Tak Kaczyński w 2017 roku mówił o Le Pen. Dziś usiadł z nią do stołu

Tak Kaczyński w 2017 roku mówił o Le Pen. Dziś usiadł z nią do stołu

Warsaw Summit. W środku Jarosław Kaczyński, po prawej: Mateusz Morawiecki, Victor Orban i Marine Le Pen
Warsaw Summit. W środku Jarosław Kaczyński, po prawej: Mateusz Morawiecki, Victor Orban i Marine Le Pen Źródło: Twitter / Krzysztof Sobolewski
Do Polski na Warszaw Summit przyjechali przywódcy 13 partii europejskiej prawicy, w tym Marine Le Pen, którą witał premier Mateusz Morawiecki. Politycy i dziennikarze przypominają wypowiedź Jarosława Kaczyńskiego o kontrowersyjnej francuskiej polityk z 2017 roku.

W sobotę w Warszawie spotkali się przedstawiciele konserwatywnych partii z różnych krajów Europy. Pojawiła się m.in. szefowa Frontu Narodowego Marine Le Pen, szef węgierskiego Fideszu Victor Orban oraz przewodniczący hiszpańskiej partii VOX Santiago Abascala. Francuzkę, która ponownie zamierza ubiegać się o urząd prezydenta Francji (bez sukcesu robiła to w 2012 i 2017 roku – red.), witał w piątek premier Mateusz Morawiecki.

Spotkanie przedstawicieli Prawa i Sprawiedliwości z prawicą i skrają prawicą z Europy, budzi duże emocje, zwłaszcza, że część jej przedstawicieli nie kryje prorosyjskich sympatii. W tym kontekście przypominana jest wypowiedź Jarosława Kaczyńskiego z 2017 roku.

Co Kaczyński mówił o Le Pen w 2017 roku?

Po informacji „Rzeczpospolitej”, jakoby Marine Le Pen złożyła PiS-owi ofertę współpracy na rzecz demontażu Unii Europejskiej, cztery lata temu Kaczyński zdecydowanie odcinał się od Francuzki.

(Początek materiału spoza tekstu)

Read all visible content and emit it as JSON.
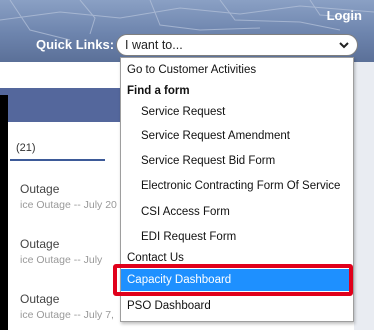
{
  "header": {
    "login_label": "Login",
    "quick_links_label": "Quick Links:",
    "select_value": "I want to...",
    "chevron_icon": "chevron-down-icon"
  },
  "background": {
    "tab_count": "(21)",
    "feed": [
      {
        "title": "Outage",
        "subtitle": "ice Outage -- July 20"
      },
      {
        "title": "Outage",
        "subtitle": "ice Outage -- July"
      },
      {
        "title": "Outage",
        "subtitle": "ice Outage -- July 7,"
      }
    ]
  },
  "dropdown": {
    "options": [
      {
        "label": "Go to Customer Activities"
      },
      {
        "label": "Find a form",
        "group": true
      },
      {
        "label": "Service Request"
      },
      {
        "label": "Service Request Amendment"
      },
      {
        "label": "Service Request Bid Form"
      },
      {
        "label": "Electronic Contracting Form Of Service"
      },
      {
        "label": "CSI Access Form"
      },
      {
        "label": "EDI Request Form"
      },
      {
        "label": "Contact Us"
      },
      {
        "label": "Capacity Dashboard",
        "selected": true
      },
      {
        "label": "PSO Dashboard"
      }
    ]
  },
  "colors": {
    "header_blue": "#6d84ad",
    "selection_blue": "#1e90ff",
    "highlight_red": "#e0001b"
  }
}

– Wszelkiego rodzaju sugestie, że my chcemy sami czy z panią Le Pen, z którą mamy tyle wspólnego mniej więcej, co z panem Putinem, wyprowadzać Polskę z Unii Europejskiej, są po prostu oszustwem, manipulacją i niczym więcej. Są nadużyciem. Każdy, kto się posługuje tego rodzaju stwierdzeniami, po prostu kłamie, manipuluje, wprowadza w błąd opinię publiczną – mówił wówczas przewodniczący Prawa i Sprawiedliwości.

Fogiel: Pani Le Pen zbliżyła się wartościami do Polaków

W sobotę 4 grudnia Jarosław Kaczyński siedział z Marine Le Pen przy jednym stole i dyskutował o przyszłości Unii Europejskiej. Obecności Francuzki bronił wicerzecznik PiS. – Marine Le Pen, w przeciwieństwie do wielu polityków tworzących Europejską Partię Ludową albo europejską socjaldemokrację, nie pracuje w żadnej z rosyjskich spółek energetycznych – mówił Radosław Fogiel. – Cieszę się, że pani Marie Le Pen zbliżyła się wartościami do Polaków. Błądzić jest rzeczą ludzką – dodał.